Can digital spaces, through transcending time and distance, provide fertile spaces for communal grief? My primary explorations focused both on the material implications of life and death online, as well as the change from institutional grieving to “vernacular” (Arnold et. al, 2017 pp. 24) modes of mourning as engendered by the rise of social media.

A shared template that encourages those mourning from afar to load items of resonance (this could be facilitated online). . .
…once completed, becomes a shared artefact of mourning / A pyre that can be burned simultaneously at location across the world.

Arnold, M, Gibbs, M, Kohn, T, Meese, J, & Nansen, B. (2017) Death and Digital Media. London: Taylor & Francis Group. Available from: ProQuest Ebook Central. [17 May 2022].

Positions Through Contextualising 1.1

Elaborating upon my Positions Through Iterating Project I chose to focus on the following article from my bibliography…

Tait, A. (2019) ‘What happens to our online identities when we die?’, The Guardian, 2  June.
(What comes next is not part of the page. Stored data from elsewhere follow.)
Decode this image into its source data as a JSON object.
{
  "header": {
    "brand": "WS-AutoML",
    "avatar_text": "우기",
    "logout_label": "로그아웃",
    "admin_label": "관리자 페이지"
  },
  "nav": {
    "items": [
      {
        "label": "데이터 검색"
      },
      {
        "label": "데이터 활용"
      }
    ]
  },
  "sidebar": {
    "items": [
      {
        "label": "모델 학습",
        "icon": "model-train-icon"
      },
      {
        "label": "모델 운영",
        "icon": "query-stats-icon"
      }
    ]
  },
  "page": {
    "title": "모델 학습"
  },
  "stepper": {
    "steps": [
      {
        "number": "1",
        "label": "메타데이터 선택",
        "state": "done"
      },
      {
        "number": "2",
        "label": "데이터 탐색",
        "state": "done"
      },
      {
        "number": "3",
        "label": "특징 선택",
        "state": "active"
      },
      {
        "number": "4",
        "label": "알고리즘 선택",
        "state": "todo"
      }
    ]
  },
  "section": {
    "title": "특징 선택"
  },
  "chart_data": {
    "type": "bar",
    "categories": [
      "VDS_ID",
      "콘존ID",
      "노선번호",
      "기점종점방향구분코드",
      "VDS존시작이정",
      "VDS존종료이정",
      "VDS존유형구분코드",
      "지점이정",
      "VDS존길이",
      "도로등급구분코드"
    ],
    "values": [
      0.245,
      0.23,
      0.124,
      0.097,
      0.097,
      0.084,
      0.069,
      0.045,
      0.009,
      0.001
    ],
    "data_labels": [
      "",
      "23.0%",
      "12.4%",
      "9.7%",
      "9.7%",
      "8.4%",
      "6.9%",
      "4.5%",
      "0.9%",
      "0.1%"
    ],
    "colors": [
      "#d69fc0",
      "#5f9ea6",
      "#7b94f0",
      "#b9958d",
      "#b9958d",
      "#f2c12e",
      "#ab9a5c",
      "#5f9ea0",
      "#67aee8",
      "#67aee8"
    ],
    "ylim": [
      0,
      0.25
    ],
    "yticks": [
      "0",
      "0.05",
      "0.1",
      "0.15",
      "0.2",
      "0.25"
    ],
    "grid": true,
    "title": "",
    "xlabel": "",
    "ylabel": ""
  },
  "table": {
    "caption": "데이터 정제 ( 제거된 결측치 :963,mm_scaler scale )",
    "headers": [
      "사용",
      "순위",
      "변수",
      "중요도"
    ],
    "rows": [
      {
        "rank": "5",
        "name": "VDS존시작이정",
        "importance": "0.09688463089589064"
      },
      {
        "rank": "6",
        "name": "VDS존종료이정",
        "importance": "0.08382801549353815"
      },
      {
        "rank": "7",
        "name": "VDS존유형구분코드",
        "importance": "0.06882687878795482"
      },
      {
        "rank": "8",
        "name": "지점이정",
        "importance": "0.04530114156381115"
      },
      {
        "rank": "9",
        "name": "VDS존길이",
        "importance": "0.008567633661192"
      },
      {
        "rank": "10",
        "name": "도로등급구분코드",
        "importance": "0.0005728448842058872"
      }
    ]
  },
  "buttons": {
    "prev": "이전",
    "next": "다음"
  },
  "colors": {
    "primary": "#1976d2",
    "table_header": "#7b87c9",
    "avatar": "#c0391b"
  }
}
Available at: https://www.theguardian.com/tv-and-radio/2019/jun/02/digital-legacy-control-online-identities-when-we-die (Accessed: 05/05/22)

Thinking of the mundane objects that define our lives, I sought ways to use my 3D-scanned objects from the previous unit in ways that underscore the material / immaterial implications of life and death online.

A Digital Funeral Pyre.

Positions Through Iterating 2.1

Following feedback from my tutorial group I decided to pursue a line of enquiry that examines notions of situatedness and personhood as they arise in an ‘objective’ tech-orientated world.

Using the body as a direct tool for sculpting [3D scan].

Positions Through Iterating 1.2

My choice of snippet from Unit 1 was a 3D pot that I had rendered in Cinema 4D as part of U1: Methods of Contextualising. I went on to experiment further with texture maps in C4D, using this feature in combination with my illustrative practice to explore questions of materiality in digital 3D spaces.

My chosen snippet from U1.

Positions Through Iterating 1.1

Early Experiments (Searching for Content). Using Cinema 4D I created objects with a mirrored texture. I placed these objects in an environment that featured a HDRI map creating using on a photograph of a location in Hackney. It was interesting to see how each shape distorted the image. Ultimately I found this route of enquiry to be lacking in sufficient depth for 100 iterations and abandoned it.